The Jersey Consumer Council is calling for fuel duty to be slashed and every household to be offered £100 towards their energy bill.

The campaign group has written to the Chief Minister, asking for a raft of emergency measures to help islanders face surging prices.

"As we are sure you will no doubt be aware, Islanders are currently facing an unprecedented cost of living price rise across almost every walk of life. From sharply rising fuel and energy costs to the prices of everyday necessities and food, individuals and families are being hit hard, with an increasing number struggling to cope."

The JCC says more islanders will cross the breadline and become dependent on benefits, charities, or both unless something is done.

"Therefore, the Council is asking you, on behalf of the Government of Jersey, to consider a raft of temporary measures to help Islanders weather the current storm until global prices, demand and supply chains begin to stabilise."

It is asking for 

*a three-month cut in motor fuel duty of 9p per litre

* £100 credit for every household towards their gas, electricity or oil bill.

* A promise not to cut the GST de minimus before 1 January 2023. The proposed reduction will mean the 5% tax is applied to lower-value online shopping.

* consider free bus journeys to St Helier and/or three hours free parking on Saturdays  

The JCC is also asking supermarkets to make their donations bins for food banks larger and more visible, and to resist price rises on 14 essential staple foods including eggs, bread, vegetables.

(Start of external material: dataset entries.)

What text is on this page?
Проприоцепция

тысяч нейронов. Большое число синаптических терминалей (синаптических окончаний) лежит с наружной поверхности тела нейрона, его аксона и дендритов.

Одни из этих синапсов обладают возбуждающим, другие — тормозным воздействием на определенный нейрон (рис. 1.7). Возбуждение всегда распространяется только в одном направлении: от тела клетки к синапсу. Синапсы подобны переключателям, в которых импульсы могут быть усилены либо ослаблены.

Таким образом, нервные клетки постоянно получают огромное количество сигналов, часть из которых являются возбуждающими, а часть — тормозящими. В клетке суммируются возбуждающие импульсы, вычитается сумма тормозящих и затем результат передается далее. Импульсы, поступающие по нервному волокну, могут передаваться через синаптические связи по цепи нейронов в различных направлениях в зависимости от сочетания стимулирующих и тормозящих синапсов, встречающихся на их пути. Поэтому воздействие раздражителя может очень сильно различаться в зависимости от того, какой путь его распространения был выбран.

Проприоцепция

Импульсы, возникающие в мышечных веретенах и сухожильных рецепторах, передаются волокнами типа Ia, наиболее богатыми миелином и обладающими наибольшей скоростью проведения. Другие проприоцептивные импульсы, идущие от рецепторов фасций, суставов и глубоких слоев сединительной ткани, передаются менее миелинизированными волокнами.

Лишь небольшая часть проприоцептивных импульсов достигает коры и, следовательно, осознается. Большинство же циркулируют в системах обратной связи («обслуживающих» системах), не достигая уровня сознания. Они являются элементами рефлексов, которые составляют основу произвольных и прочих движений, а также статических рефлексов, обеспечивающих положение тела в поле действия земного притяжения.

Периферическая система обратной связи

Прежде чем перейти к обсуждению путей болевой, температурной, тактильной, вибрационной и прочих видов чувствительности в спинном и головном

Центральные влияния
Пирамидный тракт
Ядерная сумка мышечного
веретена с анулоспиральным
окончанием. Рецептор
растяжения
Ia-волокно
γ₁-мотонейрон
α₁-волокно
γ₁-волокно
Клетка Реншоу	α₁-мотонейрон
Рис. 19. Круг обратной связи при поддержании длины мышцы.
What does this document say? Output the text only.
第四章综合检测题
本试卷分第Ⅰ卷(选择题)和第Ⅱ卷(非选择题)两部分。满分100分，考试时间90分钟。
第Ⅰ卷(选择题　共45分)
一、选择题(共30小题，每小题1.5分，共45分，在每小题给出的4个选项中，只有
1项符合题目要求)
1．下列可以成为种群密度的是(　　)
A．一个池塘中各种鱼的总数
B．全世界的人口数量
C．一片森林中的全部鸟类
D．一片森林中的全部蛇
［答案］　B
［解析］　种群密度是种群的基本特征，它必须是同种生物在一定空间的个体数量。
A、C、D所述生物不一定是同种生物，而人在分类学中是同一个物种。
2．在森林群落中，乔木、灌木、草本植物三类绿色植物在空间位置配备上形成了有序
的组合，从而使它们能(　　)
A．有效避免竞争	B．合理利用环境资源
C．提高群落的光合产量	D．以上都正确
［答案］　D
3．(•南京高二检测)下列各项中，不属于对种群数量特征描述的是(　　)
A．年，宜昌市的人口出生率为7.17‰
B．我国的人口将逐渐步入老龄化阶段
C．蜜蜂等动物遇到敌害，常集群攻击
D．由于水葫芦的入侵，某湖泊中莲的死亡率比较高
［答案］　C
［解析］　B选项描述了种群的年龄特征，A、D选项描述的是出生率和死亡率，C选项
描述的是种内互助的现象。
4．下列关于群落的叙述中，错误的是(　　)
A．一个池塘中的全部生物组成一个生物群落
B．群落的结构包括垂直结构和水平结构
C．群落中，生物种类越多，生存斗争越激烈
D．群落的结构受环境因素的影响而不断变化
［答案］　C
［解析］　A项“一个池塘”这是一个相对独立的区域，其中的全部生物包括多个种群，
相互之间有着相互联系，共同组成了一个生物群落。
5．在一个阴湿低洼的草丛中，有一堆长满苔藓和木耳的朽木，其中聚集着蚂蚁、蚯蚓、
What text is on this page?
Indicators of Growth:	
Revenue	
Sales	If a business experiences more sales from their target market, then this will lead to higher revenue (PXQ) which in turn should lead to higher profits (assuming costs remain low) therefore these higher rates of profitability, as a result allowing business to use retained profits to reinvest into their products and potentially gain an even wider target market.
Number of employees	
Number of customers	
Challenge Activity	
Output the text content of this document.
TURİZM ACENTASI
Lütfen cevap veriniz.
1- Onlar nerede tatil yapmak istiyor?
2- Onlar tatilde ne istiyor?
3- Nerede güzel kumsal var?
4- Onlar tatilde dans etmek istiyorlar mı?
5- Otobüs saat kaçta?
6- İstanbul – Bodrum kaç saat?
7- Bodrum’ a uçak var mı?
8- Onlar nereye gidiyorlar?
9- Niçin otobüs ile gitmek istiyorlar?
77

"Action is needed now, and it is essential that any possible solutions or assistance is quickly considered and implemented. On behalf of all consumers, we urge you and your government to do whatever is practically possible to help Islanders through the next few months."

JCC Chairman Carl Walker says the government will not lose out by implementing these measures.

"Since this time last year, petrol prices have risen by about 50p.  For every penny that petrol goes up the government is taking half of that in duty.  As petrol prices climb so does the government's income from duty.  The amount that we are asking for it to be reduced, and also the amount we want to pump onto the rebates for people's homes should easily be covered by the increase in GST that the government is making at the moment. 

We felt the time was right to take this unusual step of putting something to the government.  We hope that what we have suggested will make a difference to islanders if its adopted."